Muons are sometimes called “fat electrons” because they resemble electrons – they have a negative charge and behave like tiny bar magnets. But muons are more than 200 times as massive and are highly unstable. They decay extremely quickly into electrons and super-light particles called neutrinos.
For decades, scientists have measured the muon’s magnetism to learn more about the structure of matter. They’ve placed muons in a vacuum and exposed them to a magnetic field, making them wobble like little compass needles. The frequency at which the particles wobble reveals how magnetic they are.
If the muons wobble at a higher rate than predicted, that can point to the existence of unknown particles or forces. That’s because muons sit amid a haze of other subatomic particles that affect muons’ behavior. These particles interact with each other through forces that act only on the subatomic level.
“You might think that it’s possible for a particle to be alone in the world,” Chris Polly, a physicist at Fermilab who oversees the research, said in a biographical statement posted on the lab’s website. “But in fact, it’s not lonely at all. Because of the quantum world, we know every particle is surrounded by an entourage of other particles.” (Related: Scientists: Detecting mini black holes may indicate existence of parallel universes.)
Two decades ago, Polly was part of an experiment called “Muon g-2” at the Brookhaven National Laboratory in New York. For the experiment, physicists measured the muon’s magnetism and compared it with the predictions of the Standard Model, the currently accepted theory describing the fundamental particles of the universe and how they interact.
Their measurements showed that the muon is a little bit more magnetic than predicted. This discrepancy hinted at the existence of something unknown but was not enough to claim a solid discovery.
Brookhaven experiment is no fluke
Fermilab planned to study muons more closely but needed the giant magnetic storage ring that the Brookhaven team used for their experiment. The ring was transported to Fermilab in 2013 and Polly and his colleagues recreated the Brookhaven experiment in 2018. The team finished analyzing the first crop of data a few years later and announced their findings on Wednesday, April 7.
Their measurements closely matched the old ones, suggesting that the Brookhaven results were neither a statistical fluke nor the product of some undetected flaw in the experiment.
“This quantity we measure reflects the interactions of the muon with everything else in the universe,” said Renee Fatemi, a physicist at the University of Kentucky and manager of the experiment. “But when the theorists calculate the same quantity, using all of the known forces and particles in the Standard Model, we don’t get the same answer.”
“This is strong evidence that the muon is sensitive to something that is not in our best theory,” she added.
This leaves the big question: What caused the muon to wobble too much?
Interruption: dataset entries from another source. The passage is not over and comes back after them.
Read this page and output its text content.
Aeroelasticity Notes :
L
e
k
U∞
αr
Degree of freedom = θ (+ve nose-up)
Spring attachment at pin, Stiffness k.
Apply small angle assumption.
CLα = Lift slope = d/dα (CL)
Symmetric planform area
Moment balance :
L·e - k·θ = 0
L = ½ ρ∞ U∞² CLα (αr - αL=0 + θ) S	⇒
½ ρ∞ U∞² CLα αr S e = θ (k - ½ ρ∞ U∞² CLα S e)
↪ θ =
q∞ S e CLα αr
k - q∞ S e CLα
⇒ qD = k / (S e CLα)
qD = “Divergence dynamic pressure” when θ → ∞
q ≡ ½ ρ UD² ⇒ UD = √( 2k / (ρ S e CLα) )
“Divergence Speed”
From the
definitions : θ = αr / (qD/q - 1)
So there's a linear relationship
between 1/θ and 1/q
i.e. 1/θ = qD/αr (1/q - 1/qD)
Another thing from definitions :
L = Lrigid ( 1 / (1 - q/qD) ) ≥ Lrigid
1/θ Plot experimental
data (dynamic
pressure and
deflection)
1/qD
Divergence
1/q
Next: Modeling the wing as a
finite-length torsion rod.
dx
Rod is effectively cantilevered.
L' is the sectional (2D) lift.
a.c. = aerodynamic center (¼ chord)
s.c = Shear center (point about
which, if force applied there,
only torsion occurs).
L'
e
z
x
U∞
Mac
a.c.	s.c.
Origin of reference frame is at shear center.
The researchers suggested that the muon might be interacting with an undiscovered particle or force that the Standard Model could not account for. The addition of another force would bring the four fundamental forces of nature – gravity, electromagnetism, strong nuclear force and weak nuclear force – to five.
Still, there is a one in a 40,000 chance that the new measurements are wrong, which means that the researchers cannot yet claim a discovery. Additionally, the researchers have so far analyzed only six percent of the total data that the research will collect.
“Although these first results are telling us that there is an intriguing difference with the Standard Model, we will learn much more in the next couple of years,” Polly said. (Related: “Dark Matter” phenomenon pushed by science to explain 96% of the universe may be complete bunk, new scientists declare.)
But the discrepancy in the latest experiment is much more significant than the Brookhaven results: The difference between the experimental results and theory has jumped from around 2.5 times the total uncertainty to 3.7 times. Meanwhile, physics’ standard for claiming a discovery is five times the total uncertainty.
The researchers detailed their findings in a series of papers, which they submitted to the journal Physical Review Letters.